20.11.2019 - 18:08 Uhr
Weidenthal bei GuteneckOberpfalz

Heilige verbinden die Europäer

„Ich bin Europa – und du auch“ lautet das Jahresmotto der Landvolkbewegung. Pfarrer Udo Klösel stellt es in der Jahreshauptversammlung der KLB Weidenthal vor.
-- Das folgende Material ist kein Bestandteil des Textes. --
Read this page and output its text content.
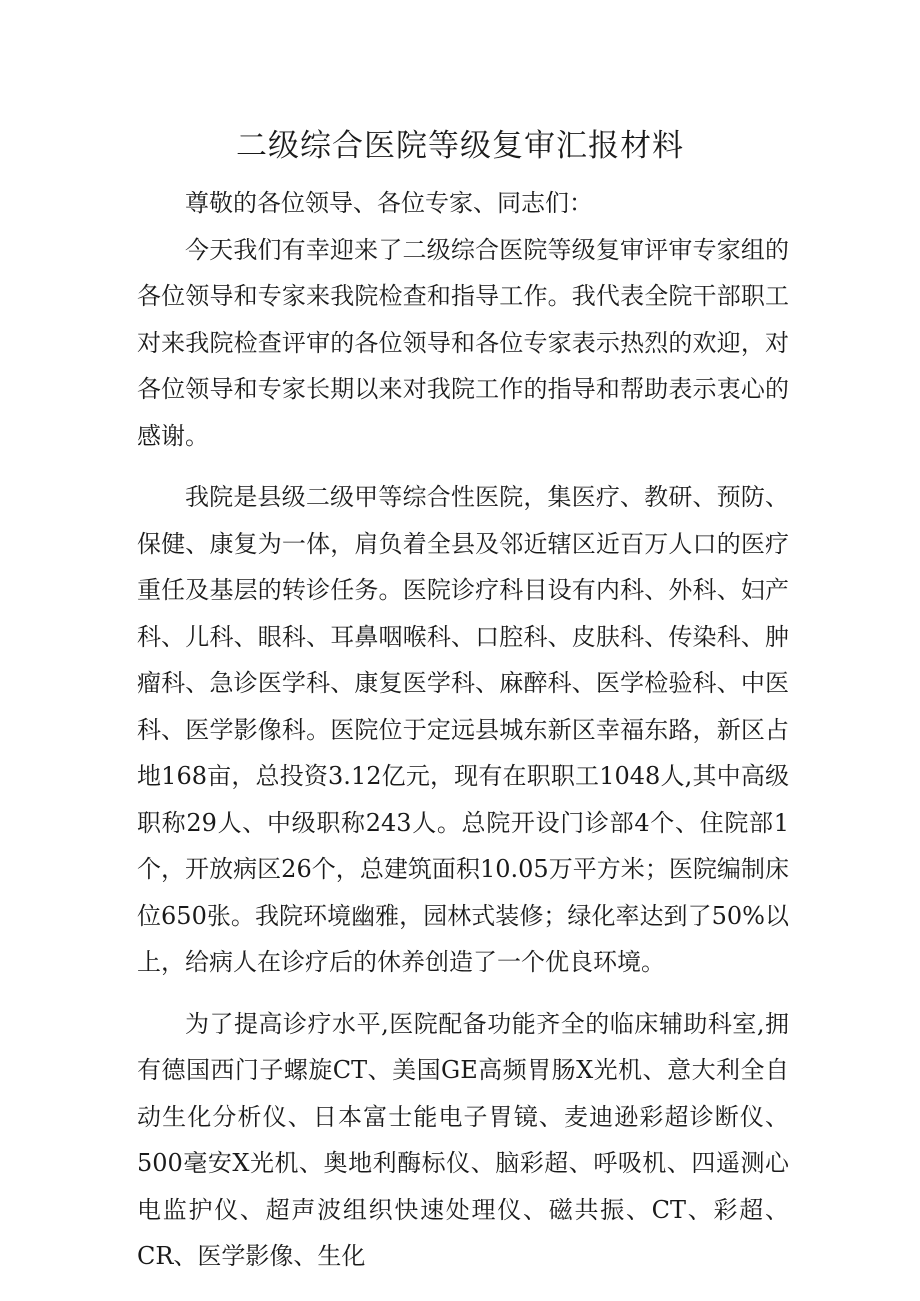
二级综合医院等级复审汇报材料

尊敬的各位领导、各位专家、同志们：

今天我们有幸迎来了二级综合医院等级复审评审专家组的各位领导和专家来我院检查和指导工作。我代表全院干部职工对来我院检查评审的各位领导和各位专家表示热烈的欢迎，对各位领导和专家长期以来对我院工作的指导和帮助表示衷心的感谢。

我院是县级二级甲等综合性医院，集医疗、教研、预防、保健、康复为一体，肩负着全县及邻近辖区近百万人口的医疗重任及基层的转诊任务。医院诊疗科目设有内科、外科、妇产科、儿科、眼科、耳鼻咽喉科、口腔科、皮肤科、传染科、肿瘤科、急诊医学科、康复医学科、麻醉科、医学检验科、中医科、医学影像科。医院位于定远县城东新区幸福东路，新区占地168亩，总投资3.12亿元，现有在职职工1048人,其中高级职称29人、中级职称243人。总院开设门诊部4个、住院部1个，开放病区26个，总建筑面积10.05万平方米；医院编制床位650张。我院环境幽雅，园林式装修；绿化率达到了50%以上，给病人在诊疗后的休养创造了一个优良环境。

为了提高诊疗水平,医院配备功能齐全的临床辅助科室,拥有德国西门子螺旋CT、美国GE高频胃肠X光机、意大利全自动生化分析仪、日本富士能电子胃镜、麦迪逊彩超诊断仪、500毫安X光机、奥地利酶标仪、脑彩超、呼吸机、四遥测心电监护仪、超声波组织快速处理仪、磁共振、CT、彩超、CR、医学影像、生化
Bürgermeister Hans Wilhelm (links) sowie die Vorstandsmitglieder Johanna Baumann (Zweite von links) und Monika Schwandtner (rechts) übergaben Landvolkpfarrer Udo Klösel einen Scheck über 500 Euro.
von Externer BeitragProfil

Bei der Jahreshauptversammlung wurde von vielen Aktionen berichtet. Die Vereinsformalitäten konnten problemlos abgehandelt werden. Dann präsentierte Pfarrer Udo Klösel das Jahresthema. Seit 70 Jahren herrsche Frieden im geeinten Europa, so lange, wie seit Jahrhunderten nicht. Die Versöhnung der früheren Feinde Frankreich und Deutschland ruhe auf dem Fundament christlicher Werte. Die Einigung Europas sei ein hohes Gut mit vielen Vorteilen für Wirtschaft, aber auch Reisefreiheit und Erleichterung für Ausbildung und Arbeitstätigkeit im Ausland, schickte Klösel voraus. Derzeit schwächle die Einheit Europas, der Eindruck entstehe, dass die Länderchefs gegeneinander kämpfen, das Thema Brexit sei allgegenwärtig.

Als Pilgerrouten bekannt

Klösel berichtete über Europa als "Ein Kontinent im Spiegel seiner Heiligen". Seiner Meinung nach basiert das Fundament des Christentums auf den Heiligen Europas. "Mit Petrus und Paulus kam der christliche Glaube erstmals nach Europa. Bekannte Heilige wie Martin oder Nikolaus werden auf dem ganzen Kontinent verehrt." Jakobus habe bereits im Mittelalter die Europäer verbunden, die modernen Jakobswege seien schon vor Jahrhunderten als Pilgerrouten bekannt gewesen. Dyonisius von Paris zähle zu den 14 Nothelfern und Lucia werde als Lichtbringerin besonders im Norden gefeiert. Franz von Assisi spreche auch heute viele junge Menschen an.

Die Wege nachgezeichnet

Auf der Landkarte zeichnete Pfarrer Klösel viele Wege nach und beschrieb Herkunft und Wirkungsort der Heiligen. Nach der Völkerwanderung hätten etliche Missionare den christlichen Glauben von den englischen Inseln herübergebracht. Darauf deute auch das "Schottenkloster" in Regensburg hin. Bekannte Missionare seien Kolumban, Kilian oder Marinus. Korbinian sei in Freising bestattet, die Gebeine von Willibald und Walburga ruhen in Eichstätt und Emmeram in Regensburg. Er zähle ebenso wie der spätere Bischof Wolfgang, Erhard und Albertus Magnus zu den Patronen des Bistums Regensburg. Bekannt seien auch Bonifatius, Apostel der Deutschen genannt, der Portugiese Antonius von Padua oder Nepomuk, der oft auf Brücken dargestellt ist und Bayern und Böhmen verbindet. Ein großer Friedensheiliger in Europa sei Klaus von Flühe, der sich immer für ein Miteinander eingesetzt habe und gleichzeitig als Patron des Landvolks verehrt werden. Zu den sechs offiziellen Patronen Europas zählt der Landvolkpfarrer Benedikt, Kyriod, Method, Birgitta von Schweden, Katharina von Siena und Edith Stein. Und ganz besondere Verehrung finde Maria in ganz Europa. In Lourdes, Fatima oder Loreto befänden sich große Wallfahrtsorte. Ihr Symbol, zwölf goldene Sterne auf blauem Grund, seien auch für die Gestaltung der europäischen Fahne gewählt worden. Damit werde die Einheit und die christliche Prägung des Kontinents verdeutlicht.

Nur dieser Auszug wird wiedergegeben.